A mosaic plot is a graphical display that allows us to examine the relationship among two or more categorical variables. R provides several packages/functions to draw mosaic plots. Here, we are comparing ggmosaic::geom_mosaic with vcd::mosaic.
library(vcd)
library(ggplot2)
library(ggmosaic)
library(mosaicData)
library(tidyverse)
library(dplyr)
library(plyr)
We are using Galton’s dataset of parent and child heights from package “mosaicData”. In this data set, we have 898 observations on 6 variables including family, father, mother, sex, height, nkids. (family is a factor with levels for each family; father represents the father’s height; mother represents the mother’s height; sex represents the child’s sex; height represents the child’s height as an adult; nkids is the number of adult children in the family.)
First of all, we processed the dataset by grouping the family and child’s sex, then calculating average height for each sex within each family.
Second, dividing father’s, mother’s and child’s heights in 3 categories respectively based on quantile (less than 25%, 25%-50%, greater than 50%) and relabled them.
data("Galton")
data <- Galton %>% group_by(family,sex) %>% select(father, mother, sex, height) %>% mutate(height = mean(height))
quantile(Galton$father)
## 0% 25% 50% 75% 100%
## 62.0 68.0 69.0 71.0 78.5
quantile(Galton$mother)
## 0% 25% 50% 75% 100%
## 58.0 63.0 64.0 65.5 70.5
quantile(Galton$height)
## 0% 25% 50% 75% 100%
## 56.0 64.0 66.5 69.7 79.0
height_f <- function(x){
if(x<68) return('<68') else
if(x<=71) return('68-71') else
return('>71')
}
data$father <- aaply(Galton$father,1,height_f)
height_m <- function(x){
if(x<63) return('<63') else
if(x<=65.5) return('63-65.5') else
return('>65.5')
}
data$mother <- aaply(Galton$mother,1,height_m)
height_c <- function(x){
if(x<64) return('<64') else
if(x<=69.7) return('64-69.7') else
return('>69.7')
}
data$height <- aaply(Galton$height,1,height_c)
data <- data[,-1]
Generally we use number intervals as labels; however, when using geom_mosaic, even though the plot looks neat and clean, labels are confusing. Unlike vcd::mosaic, geom_mosaic does not present the name of each axis.
ggplot(data = data)+
geom_mosaic(aes(x = product(height,father,sex,mother), fill=height))+
theme(axis.text.x=element_text(angle=35)) + ggtitle("f(height,sex, father, mother)")

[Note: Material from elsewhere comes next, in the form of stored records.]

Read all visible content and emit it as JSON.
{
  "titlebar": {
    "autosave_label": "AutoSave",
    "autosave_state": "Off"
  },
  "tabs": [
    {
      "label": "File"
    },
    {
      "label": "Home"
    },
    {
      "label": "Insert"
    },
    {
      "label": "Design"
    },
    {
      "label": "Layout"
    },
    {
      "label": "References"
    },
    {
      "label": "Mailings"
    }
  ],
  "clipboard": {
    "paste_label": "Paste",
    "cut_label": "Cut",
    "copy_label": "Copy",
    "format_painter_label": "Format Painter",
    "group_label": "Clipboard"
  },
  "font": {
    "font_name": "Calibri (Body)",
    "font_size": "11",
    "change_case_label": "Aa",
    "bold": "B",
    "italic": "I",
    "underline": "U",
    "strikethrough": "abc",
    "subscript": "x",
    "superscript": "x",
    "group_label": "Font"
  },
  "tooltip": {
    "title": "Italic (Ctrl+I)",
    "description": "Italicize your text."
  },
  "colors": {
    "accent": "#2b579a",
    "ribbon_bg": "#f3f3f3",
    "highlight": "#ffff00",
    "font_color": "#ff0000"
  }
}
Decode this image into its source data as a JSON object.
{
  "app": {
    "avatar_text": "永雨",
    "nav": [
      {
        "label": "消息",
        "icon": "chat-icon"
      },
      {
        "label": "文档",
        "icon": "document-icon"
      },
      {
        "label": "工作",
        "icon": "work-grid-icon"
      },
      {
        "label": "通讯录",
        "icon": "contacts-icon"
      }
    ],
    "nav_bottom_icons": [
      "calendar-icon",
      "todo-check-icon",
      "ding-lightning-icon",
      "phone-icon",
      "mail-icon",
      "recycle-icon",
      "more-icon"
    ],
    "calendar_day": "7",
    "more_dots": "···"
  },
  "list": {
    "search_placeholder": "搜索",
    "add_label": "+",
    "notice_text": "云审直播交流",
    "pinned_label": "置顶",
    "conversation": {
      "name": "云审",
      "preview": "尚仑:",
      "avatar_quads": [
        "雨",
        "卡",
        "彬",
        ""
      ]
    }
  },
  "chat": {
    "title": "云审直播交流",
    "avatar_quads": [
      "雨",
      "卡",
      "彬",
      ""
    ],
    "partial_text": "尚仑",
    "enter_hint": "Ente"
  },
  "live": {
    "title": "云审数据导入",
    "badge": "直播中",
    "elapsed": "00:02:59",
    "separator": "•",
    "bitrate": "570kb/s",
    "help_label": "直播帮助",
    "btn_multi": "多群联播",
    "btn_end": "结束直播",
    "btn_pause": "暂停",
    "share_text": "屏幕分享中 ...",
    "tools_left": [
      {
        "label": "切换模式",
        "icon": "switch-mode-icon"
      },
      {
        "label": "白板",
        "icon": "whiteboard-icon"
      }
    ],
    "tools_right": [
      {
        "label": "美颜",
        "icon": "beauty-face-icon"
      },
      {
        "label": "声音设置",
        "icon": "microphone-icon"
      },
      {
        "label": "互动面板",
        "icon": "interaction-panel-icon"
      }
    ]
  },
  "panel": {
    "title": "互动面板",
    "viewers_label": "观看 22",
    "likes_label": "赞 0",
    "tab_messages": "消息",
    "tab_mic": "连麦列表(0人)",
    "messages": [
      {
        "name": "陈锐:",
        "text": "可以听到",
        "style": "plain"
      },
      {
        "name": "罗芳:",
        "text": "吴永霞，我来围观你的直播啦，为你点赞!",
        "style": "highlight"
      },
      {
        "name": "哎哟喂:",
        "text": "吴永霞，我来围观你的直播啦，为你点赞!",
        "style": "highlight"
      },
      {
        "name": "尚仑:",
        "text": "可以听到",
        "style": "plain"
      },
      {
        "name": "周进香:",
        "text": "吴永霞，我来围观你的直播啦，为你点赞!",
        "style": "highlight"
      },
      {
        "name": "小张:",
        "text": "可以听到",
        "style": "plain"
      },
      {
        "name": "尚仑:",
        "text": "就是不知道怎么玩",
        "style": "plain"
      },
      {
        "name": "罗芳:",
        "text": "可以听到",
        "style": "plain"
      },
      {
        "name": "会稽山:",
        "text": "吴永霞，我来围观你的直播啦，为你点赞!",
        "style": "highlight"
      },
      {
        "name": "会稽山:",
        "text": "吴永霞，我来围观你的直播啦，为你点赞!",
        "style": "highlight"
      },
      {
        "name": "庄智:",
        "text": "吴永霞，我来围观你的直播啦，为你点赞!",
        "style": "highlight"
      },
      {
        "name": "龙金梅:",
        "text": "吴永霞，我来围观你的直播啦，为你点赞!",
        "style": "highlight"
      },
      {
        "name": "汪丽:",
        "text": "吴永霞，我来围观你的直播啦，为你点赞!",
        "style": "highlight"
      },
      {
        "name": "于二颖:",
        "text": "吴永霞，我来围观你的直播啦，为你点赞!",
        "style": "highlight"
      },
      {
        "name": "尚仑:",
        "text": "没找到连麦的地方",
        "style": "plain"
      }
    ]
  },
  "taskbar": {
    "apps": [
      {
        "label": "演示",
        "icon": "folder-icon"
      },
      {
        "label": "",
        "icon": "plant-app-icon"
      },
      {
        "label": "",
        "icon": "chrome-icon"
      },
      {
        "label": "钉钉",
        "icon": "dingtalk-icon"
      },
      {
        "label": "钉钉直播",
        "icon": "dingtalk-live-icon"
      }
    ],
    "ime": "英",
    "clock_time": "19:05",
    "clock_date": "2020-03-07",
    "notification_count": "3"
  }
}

geom_mosaic also allows us to select some variable to condition on. In this case, we choose to conditioned on father and mother’s heights, the plot was faceted by child’s height and sex. The conditional plot is hard to read as well. Thus, furthur processes are needed.
ggplot(data = data)+
geom_mosaic(aes(x = product(height, sex), fill=height, conds = product(father, mother)))+
theme(axis.text.x=element_text(angle=35)) + ggtitle("height,sex condition on father, mother")

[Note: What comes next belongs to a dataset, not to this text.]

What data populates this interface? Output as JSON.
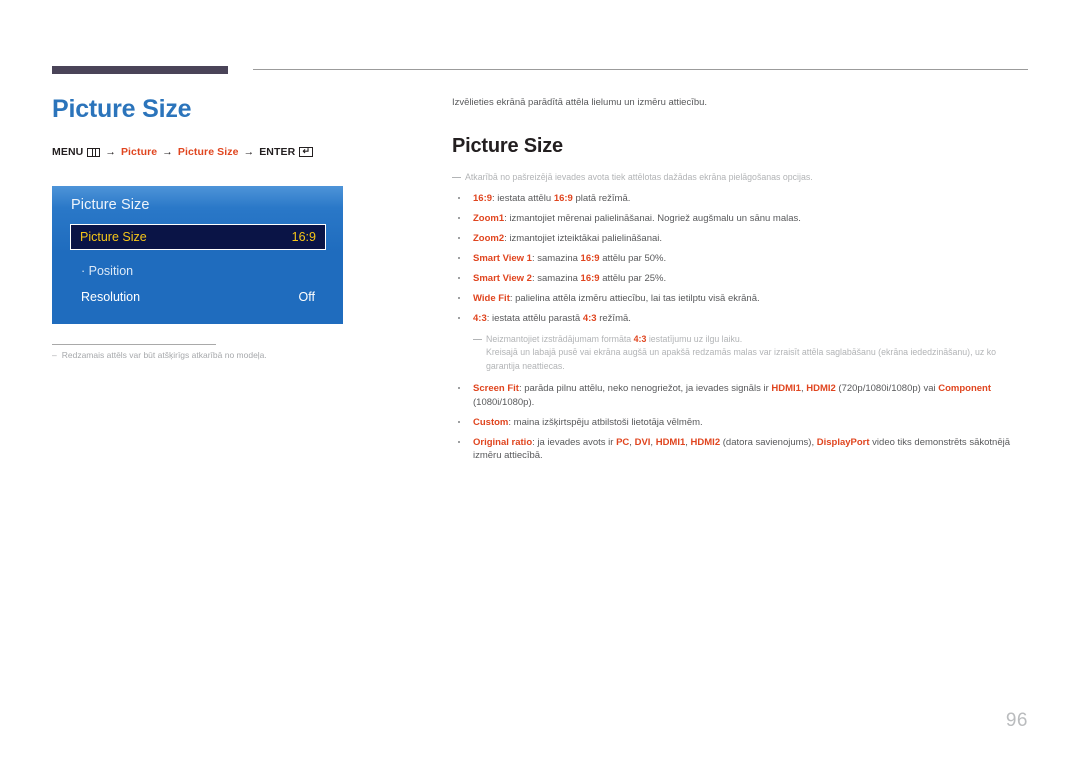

After reprocessing the labels, the plot became clearer and more readable; however, we noticed that geom_mosaic is not adequte for plotting much variables. Since the whole plot is divided to too many pieces, which make it hard for readers to find the information that they want. Thus, when there are more than 3 variables, general vcd::mosaic plot may be a more proper choice.
ggplot(data = data)+
geom_mosaic(aes(x = product(height,father,sex,mother), fill=height))+
xlab("father:mother")+
ylab("height:sex")+
theme(axis.text.x=element_text(angle=35)) + ggtitle("f(height,sex, father, mother)")
However, for 3 or less variables, geom_mosaic will be better than vcd::mosaic. We chose 3 variables: height, father, mother to draw in the following mosaic plot. As we can see, the format of this plot is quite clear and easy to get information.
ggplot(data = data)+
geom_mosaic(aes(x = product(father, height,mother), fill=height))+
xlab("father:mother")+
ylab("height")+
theme(axis.text.x=element_text(angle=45)) + ggtitle("f(height,father,mother)")

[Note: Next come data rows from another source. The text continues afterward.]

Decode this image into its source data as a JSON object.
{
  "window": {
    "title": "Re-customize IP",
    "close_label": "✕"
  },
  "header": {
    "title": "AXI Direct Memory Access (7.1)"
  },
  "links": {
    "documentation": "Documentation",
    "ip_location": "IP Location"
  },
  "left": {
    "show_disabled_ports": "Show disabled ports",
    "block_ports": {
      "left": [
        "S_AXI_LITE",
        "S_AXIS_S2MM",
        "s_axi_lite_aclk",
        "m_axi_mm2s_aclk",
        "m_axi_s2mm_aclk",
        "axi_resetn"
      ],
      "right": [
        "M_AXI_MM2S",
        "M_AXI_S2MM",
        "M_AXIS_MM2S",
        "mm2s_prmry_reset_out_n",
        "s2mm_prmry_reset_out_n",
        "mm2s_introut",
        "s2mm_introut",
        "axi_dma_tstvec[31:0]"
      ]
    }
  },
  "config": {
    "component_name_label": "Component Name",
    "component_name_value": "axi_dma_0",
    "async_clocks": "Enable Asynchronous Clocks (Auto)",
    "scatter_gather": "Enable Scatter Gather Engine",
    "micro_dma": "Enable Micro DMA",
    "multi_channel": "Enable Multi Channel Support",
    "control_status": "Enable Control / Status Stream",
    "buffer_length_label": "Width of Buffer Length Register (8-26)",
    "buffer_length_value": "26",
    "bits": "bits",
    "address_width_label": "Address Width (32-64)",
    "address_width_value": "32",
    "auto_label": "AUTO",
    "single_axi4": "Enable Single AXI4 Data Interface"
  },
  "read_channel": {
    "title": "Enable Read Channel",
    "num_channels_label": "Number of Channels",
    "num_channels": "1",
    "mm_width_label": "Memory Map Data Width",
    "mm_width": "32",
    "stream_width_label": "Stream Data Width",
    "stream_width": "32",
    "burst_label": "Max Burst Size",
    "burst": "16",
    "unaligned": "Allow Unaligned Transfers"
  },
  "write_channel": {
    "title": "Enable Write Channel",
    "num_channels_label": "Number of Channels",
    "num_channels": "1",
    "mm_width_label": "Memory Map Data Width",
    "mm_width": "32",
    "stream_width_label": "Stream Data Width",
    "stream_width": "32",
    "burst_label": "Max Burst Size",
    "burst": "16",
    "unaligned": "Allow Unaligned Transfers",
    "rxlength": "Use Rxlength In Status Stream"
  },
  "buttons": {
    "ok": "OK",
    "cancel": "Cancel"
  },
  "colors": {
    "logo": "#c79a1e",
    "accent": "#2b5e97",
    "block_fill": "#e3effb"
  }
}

vcd::mosaic plot is good and easy for quick drawing and the name of each axis are generated automatically. Moreover, it can handle relativly more variables after rearranging the order or color of plot comparing with geom_mosaic.
vcd::mosaic(height~father+mother+sex, data = data, direction = c("v","v","h","h"),labeling = labeling_border(rot_labels = c(0, 0, 45)),gp = gpar(fill=c('salmon', 'lightblue'),col="white"))
Both geom_mosaic and vcd::mosaic can show information between categorical variables. Geom_mosaic plot generates clean plot with facets, but we should avoid plotting with large number of variables. Geom_mosaic can also draw plots of conditional variables. Vcd::mosaic is much easier to plot and read if we process our data beforehand.